- Born: Carolyn Johnson 1943 United States
- Died: February 25, 2007 (aged 63–64) United States
- Occupation: Author
- Spouse: Jim Hougan
- Writing career
- Pen name: John Case
- Genre: Fiction

= Carolyn Hougan =

American novelist

Carolyn Hougan (1943 – February 25, 2007) was an American author.

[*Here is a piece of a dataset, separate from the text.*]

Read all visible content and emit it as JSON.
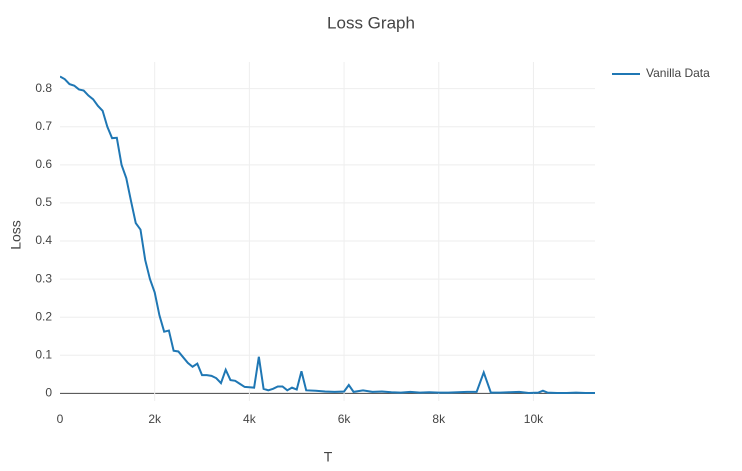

Born in 1943 to Samuel and Elisabeth Johnson, Carolyn graduated from Scotch Plains High School of New Jersey. She was a Peabody scholar at the now-non-existent Western College for Women. She graduated with honors from the University of Wisconsin. In Madison, Wisconsin, Carolyn met Jim Hougan in the philosophy course "Freedom, Fate, and Choice." She became Carolyn Hougan in 1966.
The Hougans lived in Alexandria and Washington from 1980 until August 2006.

==Works==
She herself authored four thrillers: Shooting in the Dark (1984), Blood Relative, The Romeo Flag, and The Last Goodbye. Carolyn Hougan died from cancer February 25, 2007, in Virginia at age 63. She was survived by her husband, Jim, a daughter, son, and two grandchildren.

The series of books written under the pseudonym John Case were written jointly by Carolyn and Jim Houghan, and have not continued without Carolyn. The titles of the John Case works are: The Genesis Code, The First Horseman, The Syndrome (Trance State), The Eighth Day, The Murder Artist, and Ghost Dancer.